Je regrette que notre route ne nous ait pas toujours fait passer par les bois. Les arbres forment la compagnie la plus civile. Un vieux chêne qui pousse sur place depuis avant la Réforme, plus haut que plus d'un clocher, plus noble que la plupart des montagnes, est pourtant choise vivante, capable de maladie et de mort, comme vous et moi : n'est-ce pas là en soi une leçon d'histoire fort parlante ? Mais des dizaines d'arpents pleins de ces patriarches enracinés côte à côte, agitant leur verte cime au vent, leurs vigoureux rejetons jaillissant entre leurs genoux : toute une forêt, saine et belle, colorant la lumière, parfumant l'air, n'est-ce pas la plus imposante pièce du répertoire de la nature ? Heine voulait reposer comme Merlin sous les chênes de Brocéliande. Je ne me contenterais pas d'un seul arbre, mais si le bois formait un tout à la façon des banians, je voudrais être enterré sous la racine-mère de l'ensemble. Mes membres circuleraient d'un chêne à l'autre, et ma conscience se diffuserait à travers toute la forêt, donnant un cœur commun à cette assemblée de flèches vertes, pour qu'elle puisse également se réjouir de sa beauté et de sa dignité. Je crois sentir mille écureuils sauter de branche en branche en mon vaste mausolée tandis que les oiseaux et les vents survolent joyeusement son inégale surface feuillue. »
Puis, plus loin : "Je fus si pétrifié par la méchanceté de cet individu que je ne pus que le dévisager en silence. Un arbre ne m'aurait pas parlé ainsi."

Quelle écriture ! Je crois que je ne serais pas capable d'écrire une seule phrase de ce texte.

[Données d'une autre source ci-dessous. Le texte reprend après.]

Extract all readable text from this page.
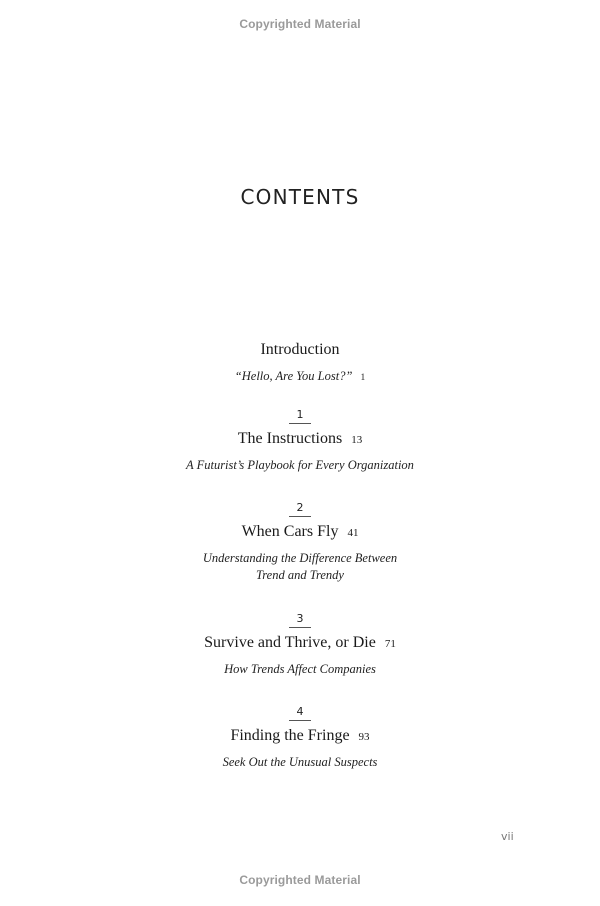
Copyrighted Material
CONTENTS
Introduction
“Hello, Are You Lost?” 1
1
The Instructions 13
A Futurist’s Playbook for Every Organization
2
When Cars Fly 41
Understanding the Difference Between
Trend and Trendy
3
Survive and Thrive, or Die 71
How Trends Affect Companies
4
Finding the Fringe 93
Seek Out the Unusual Suspects
vii
Copyrighted Material
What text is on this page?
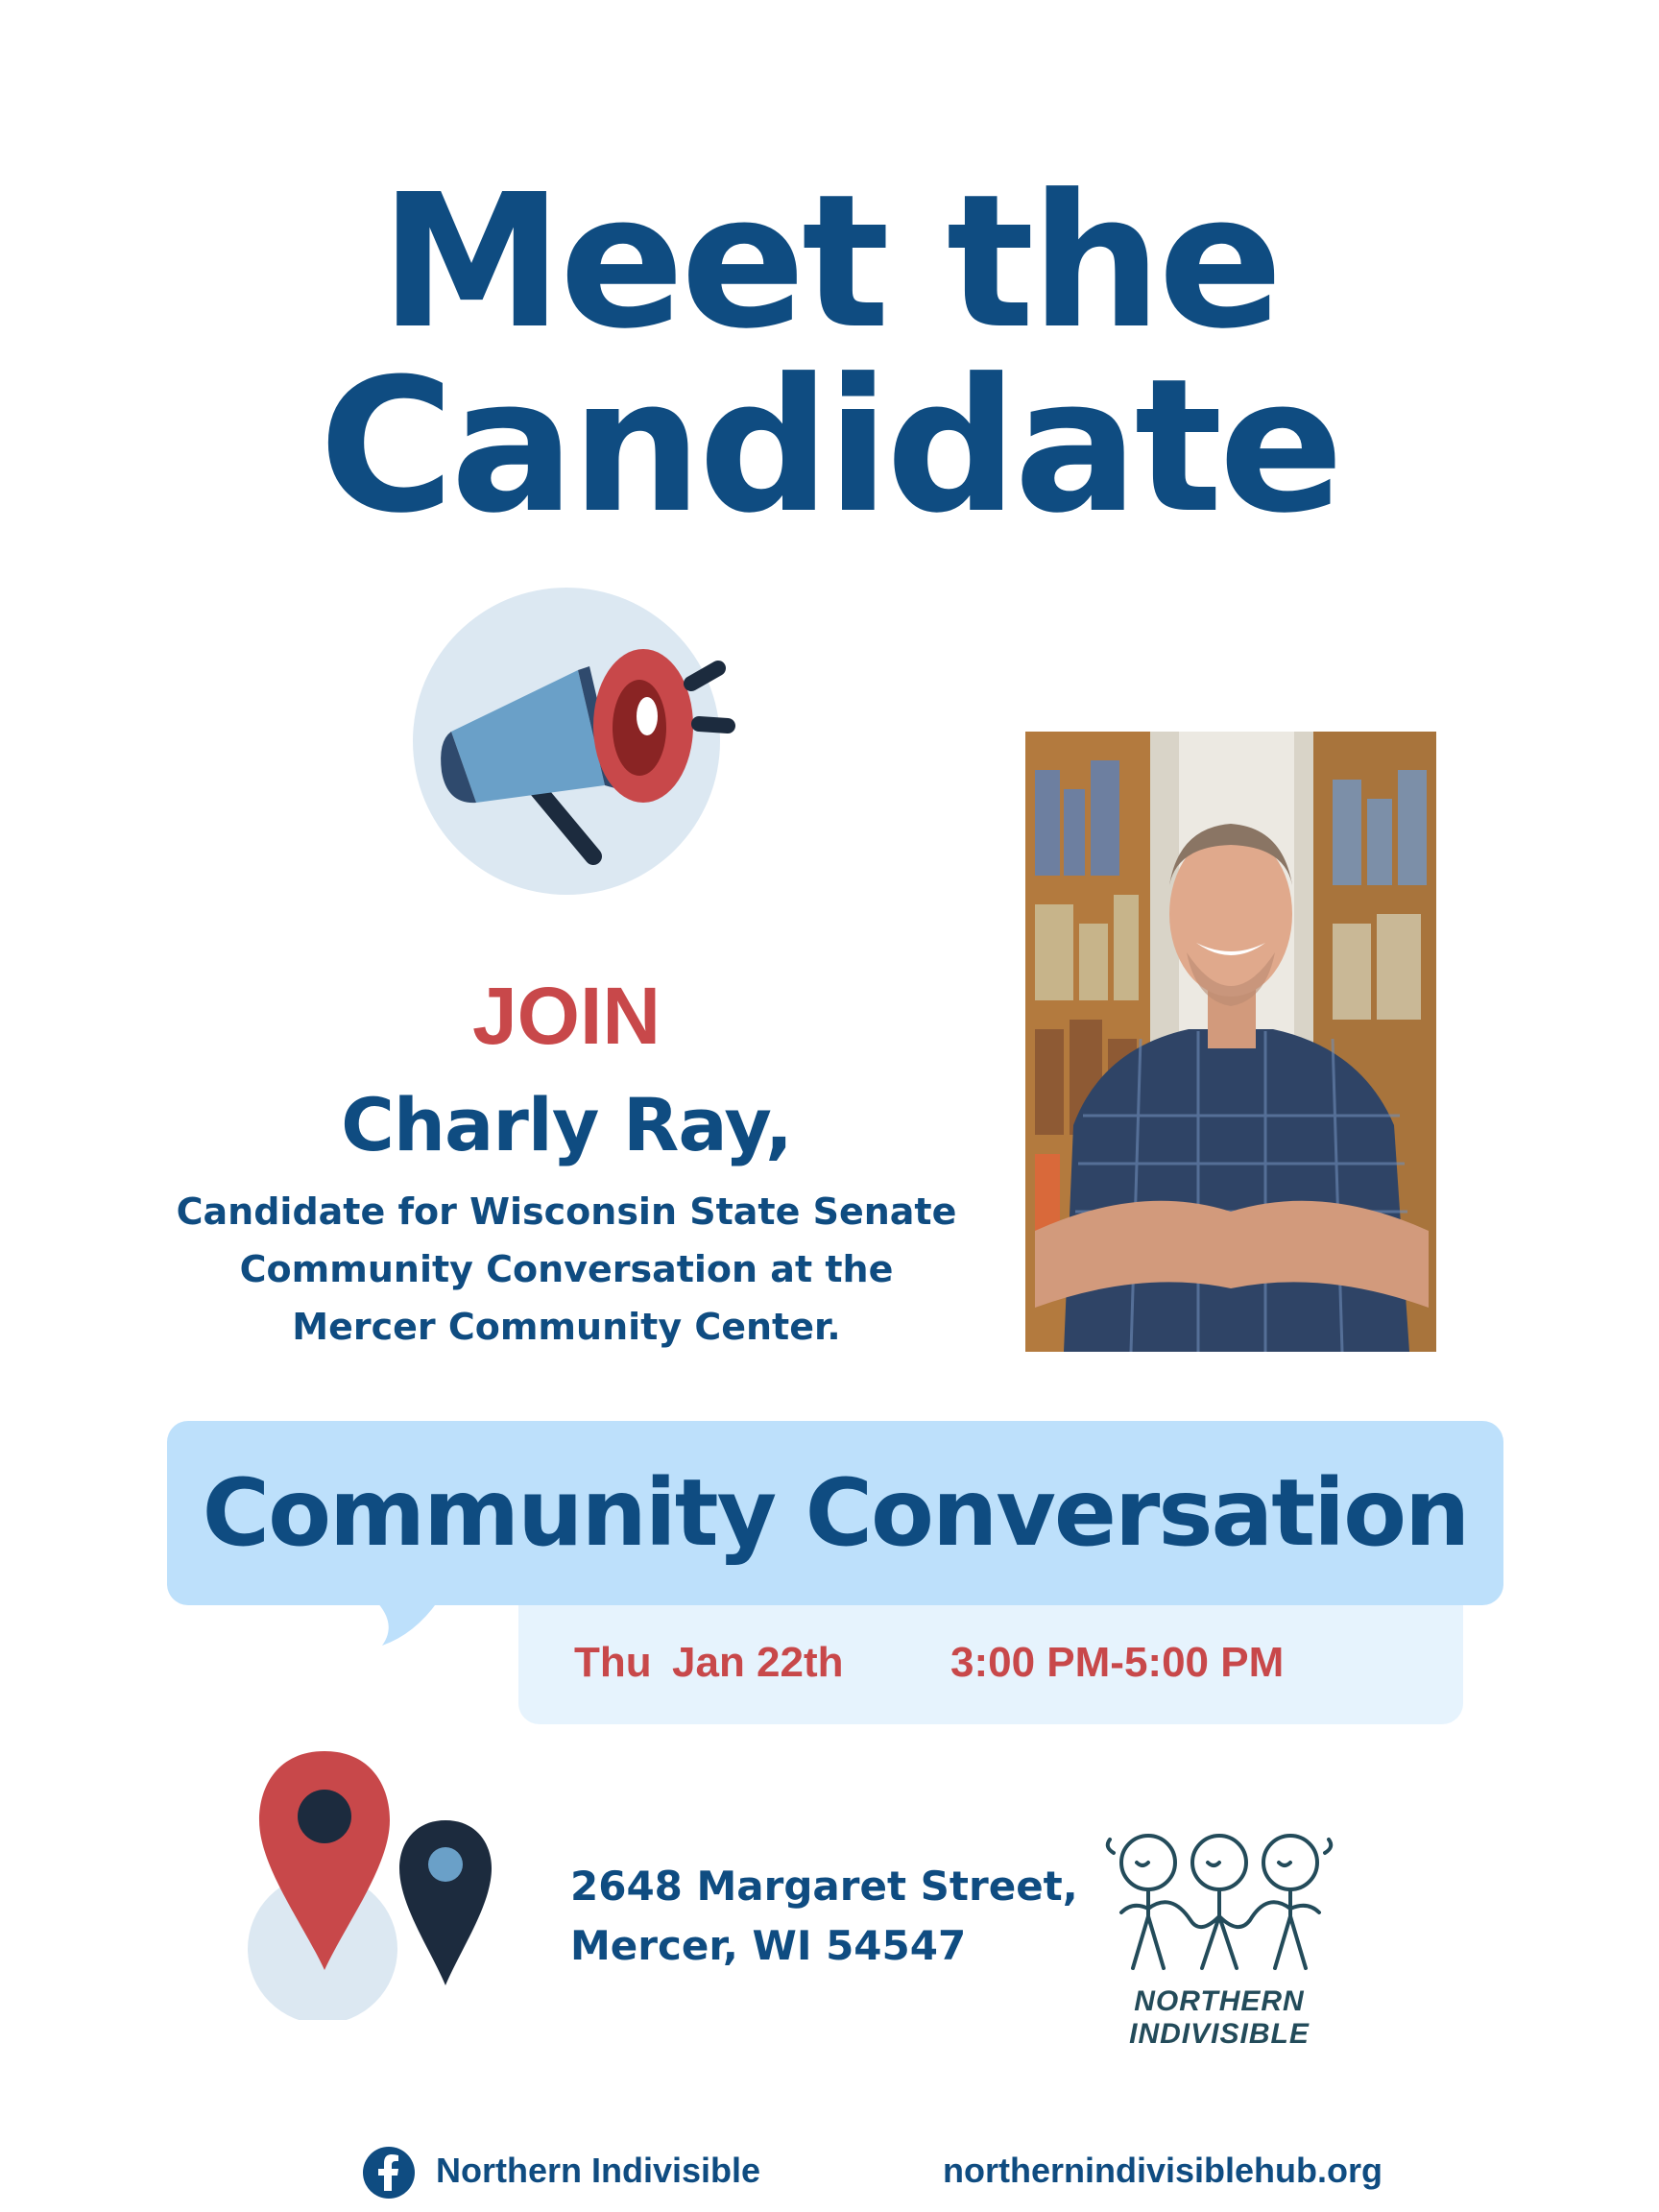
Meet the
Candidate
JOIN
Charly Ray,
Candidate for Wisconsin State Senate
Community Conversation at the
Mercer Community Center.
Community Conversation
Thu Jan 22th	3:00 PM-5:00 PM
2648 Margaret Street,
Mercer, WI 54547
NORTHERN
INDIVISIBLE
Northern Indivisible	northernindivisiblehub.org
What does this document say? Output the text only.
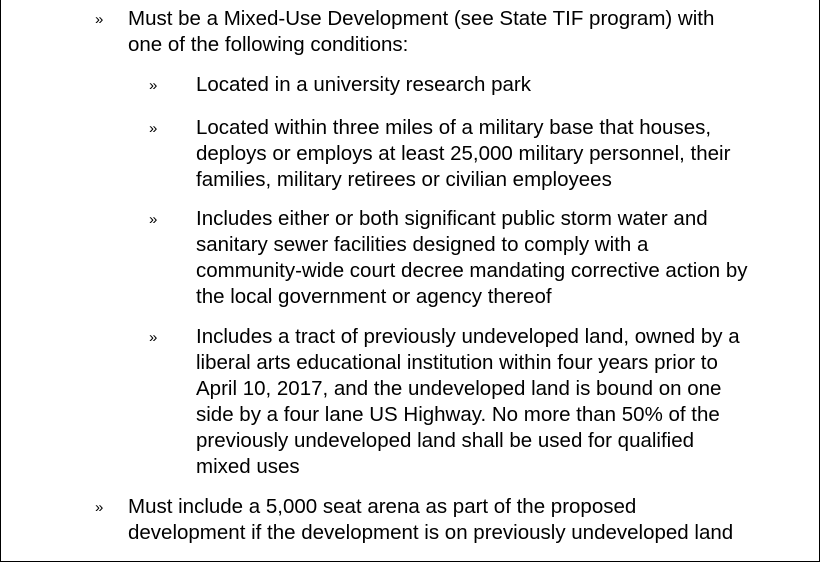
» Must be a Mixed-Use Development (see State TIF program) with
one of the following conditions:
» Located in a university research park
» Located within three miles of a military base that houses,
deploys or employs at least 25,000 military personnel, their
families, military retirees or civilian employees
» Includes either or both significant public storm water and
sanitary sewer facilities designed to comply with a
community-wide court decree mandating corrective action by
the local government or agency thereof
» Includes a tract of previously undeveloped land, owned by a
liberal arts educational institution within four years prior to
April 10, 2017, and the undeveloped land is bound on one
side by a four lane US Highway. No more than 50% of the
previously undeveloped land shall be used for qualified
mixed uses
» Must include a 5,000 seat arena as part of the proposed
development if the development is on previously undeveloped land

Cet ouvrage, vous ne pourrez malheureusement le lire, si cela vous chante, que dans la collection "La Pléiade" chez Gallimard (1er volume des œuvres). Il n'existe pas d'autre édition disponible actuellement en français. C'est très dommage. La traduction, magnifique, est de Laurent Bury.

N.B. Je ne reviens que lundi. Bon week-end à tous.

4 Comments:

At 7/14/2005 11:57 AM, Anonymous Anonyme said...

Je ne connais pas ses autres oeuvres, dommage qu'elles ne soient pas plus divulguées.
Merci beaucoup pour tes gentils coms.

 
At 7/14/2005 6:39 PM, Anonymous Anonyme said...

"local colour country" ça s'appelle son style si je me souviens bien de mes cours de littérature américaine...

 
At 7/17/2005 10:33 AM, Anonymous Anonyme said...

Ah ! oui c'est vrai : il revient que lundi !!!

 
At 7/17/2005 8:53 PM, Blogger Rêverie musicale said...

Bravo Pass pour les connaissances sur la culture américaine. Sinon, oui, comme l'indique la petite ligne du bas, je ne reviens que demain (hé hé, d'accord, je triche un peu).